Formoso Gloria, Chen Hui, Kim Jeong-a, Montagnani Monica, Consoli Agostino, Quon Michael J
Diabetes Unit, National Center for Complementary and Alternative Medicine, National Institutes of Health, Building 10, Room 6C-205, 10 Center Drive MSC 1632, Bethesda, Maryland 20892-1632, USA.
Mol Endocrinol. 2006 May;20(5):1153-63. doi: 10.1210/me.2005-0266. Epub 2005 Dec 22.
Dehydroepiandrosterone (DHEA) is an adrenal steroid and nutritional supplement that may improve insulin sensitivity. Although steroid hormones classically act by regulating transcription, they may also signal through cell surface receptors to mediate nongenomic actions. Because DHEA may augment insulin sensitivity, we hypothesized that DHEA mimics vascular actions of insulin to acutely activate signaling pathways in endothelium-mediating production of nitric oxide (NO) and endothelin 1 (ET-1). Treatment of bovine aortic endothelial cells with either insulin or DHEA (100 nm, 5 min) stimulated significant increases in NO production (assessed with NO-selective fluorescent dye diaminofluorescein 2). These responses were abolished by pretreatment of cells with L-NAME (nitro-L-arginine methyl ester; NO synthase inhibitor) or wortmannin [phosphatidylinositol (PI) 3-kinase inhibitor]. Under similar conditions, insulin- or DHEA-stimulated phosphorylation of Akt (Ser473) and endothelial nitric oxide synthase (Ser1179) was inhibited by pretreatment of cells with wortmannin (but not MAPK kinase inhibitor PD98059). Acute DHEA treatment also caused phosphorylation of MAPK (Thr202/Tyr204) that was inhibitable by PD98059 (but not wortmannin). DHEA treatment of bovine aortic endothelial cells (100 nM, 5 min) stimulated a 2-fold increase in ET-1 secretion that was abolished by pretreatment of cells with PD98059 (but not wortmannin). We conclude that DHEA has acute, nongenomic actions in endothelium to stimulate production of the vasodilator NO via PI 3-kinase-dependent pathways and secretion of the vasoconstrictor ET-1 via MAPK-dependent pathways. Altering the balance between PI 3-kinase- and MAPK-dependent signaling in vascular endothelium may determine whether DHEA has beneficial or harmful effects relevant to the pathophysiology of diabetes.

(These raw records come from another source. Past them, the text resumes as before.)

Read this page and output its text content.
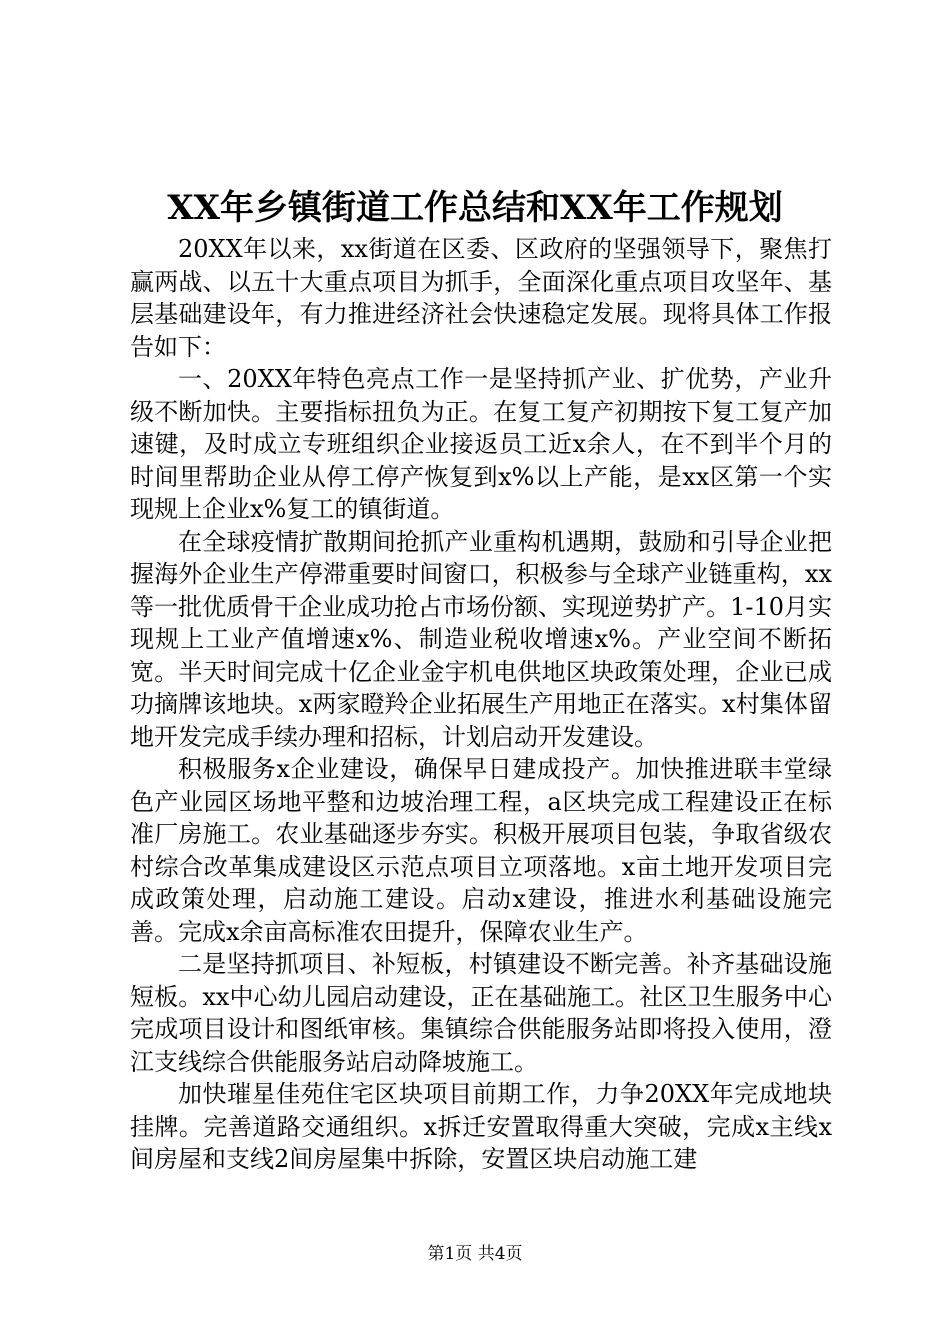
XX年乡镇街道工作总结和XX年工作规划

20XX年以来，xx街道在区委、区政府的坚强领导下，聚焦打赢两战、以五十大重点项目为抓手，全面深化重点项目攻坚年、基层基础建设年，有力推进经济社会快速稳定发展。现将具体工作报告如下：

一、20XX年特色亮点工作一是坚持抓产业、扩优势，产业升级不断加快。主要指标扭负为正。在复工复产初期按下复工复产加速键，及时成立专班组织企业接返员工近x余人，在不到半个月的时间里帮助企业从停工停产恢复到x%以上产能，是xx区第一个实现规上企业x%复工的镇街道。

在全球疫情扩散期间抢抓产业重构机遇期，鼓励和引导企业把握海外企业生产停滞重要时间窗口，积极参与全球产业链重构，xx等一批优质骨干企业成功抢占市场份额、实现逆势扩产。1-10月实现规上工业产值增速x%、制造业税收增速x%。产业空间不断拓宽。半天时间完成十亿企业金宇机电供地区块政策处理，企业已成功摘牌该地块。x两家瞪羚企业拓展生产用地正在落实。x村集体留地开发完成手续办理和招标，计划启动开发建设。

积极服务x企业建设，确保早日建成投产。加快推进联丰堂绿色产业园区场地平整和边坡治理工程，a区块完成工程建设正在标准厂房施工。农业基础逐步夯实。积极开展项目包装，争取省级农村综合改革集成建设区示范点项目立项落地。x亩土地开发项目完成政策处理，启动施工建设。启动x建设，推进水利基础设施完善。完成x余亩高标准农田提升，保障农业生产。

二是坚持抓项目、补短板，村镇建设不断完善。补齐基础设施短板。xx中心幼儿园启动建设，正在基础施工。社区卫生服务中心完成项目设计和图纸审核。集镇综合供能服务站即将投入使用，澄江支线综合供能服务站启动降坡施工。

加快璀星佳苑住宅区块项目前期工作，力争20XX年完成地块挂牌。完善道路交通组织。x拆迁安置取得重大突破，完成x主线x间房屋和支线2间房屋集中拆除，安置区块启动施工建

第1页 共4页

脱氢表雄酮(DHEA)是一种肾上腺类固醇和营养补充剂,可能会改善胰岛素敏感性。尽管类固醇激素通常通过调节转录发挥作用,但它们也可能通过细胞表面受体发出信号,介导非基因组作用。由于DHEA可能增强胰岛素敏感性,我们推测DHEA模拟胰岛素的血管作用,以急性激活内皮细胞中一氧化氮(NO)和内皮素1(ET-1)产生的信号通路。用胰岛素或DHEA(100 nM,5分钟)处理牛主动脉内皮细胞,可刺激NO产生显著增加(用NO选择性荧光染料二氨基荧光素2评估)。用L-NAME(硝基-L-精氨酸甲酯;NO合酶抑制剂)或渥曼青霉素[磷脂酰肌醇(PI)3激酶抑制剂]预处理细胞可消除这些反应。在类似条件下,用渥曼青霉素(而非丝裂原活化蛋白激酶激酶抑制剂PD98059)预处理细胞可抑制胰岛素或DHEA刺激的Akt(Ser473)和内皮型一氧化氮合酶(Ser1179)磷酸化。急性DHEA处理还会导致丝裂原活化蛋白激酶(Thr202/Tyr204)磷酸化,该磷酸化可被PD98059抑制(而非渥曼青霉素)。用DHEA处理牛主动脉内皮细胞(100 nM,5分钟)可刺激ET-1分泌增加2倍,用PD98059(而非渥曼青霉素)预处理细胞可消除这种增加。我们得出结论,DHEA在内皮细胞中具有急性非基因组作用,通过PI 3激酶依赖性途径刺激血管舒张剂NO的产生,并通过丝裂原活化蛋白激酶依赖性途径刺激血管收缩剂ET-1的分泌。改变血管内皮细胞中PI 3激酶和丝裂原活化蛋白激酶依赖性信号之间的平衡,可能决定DHEA对糖尿病病理生理学是有益还是有害。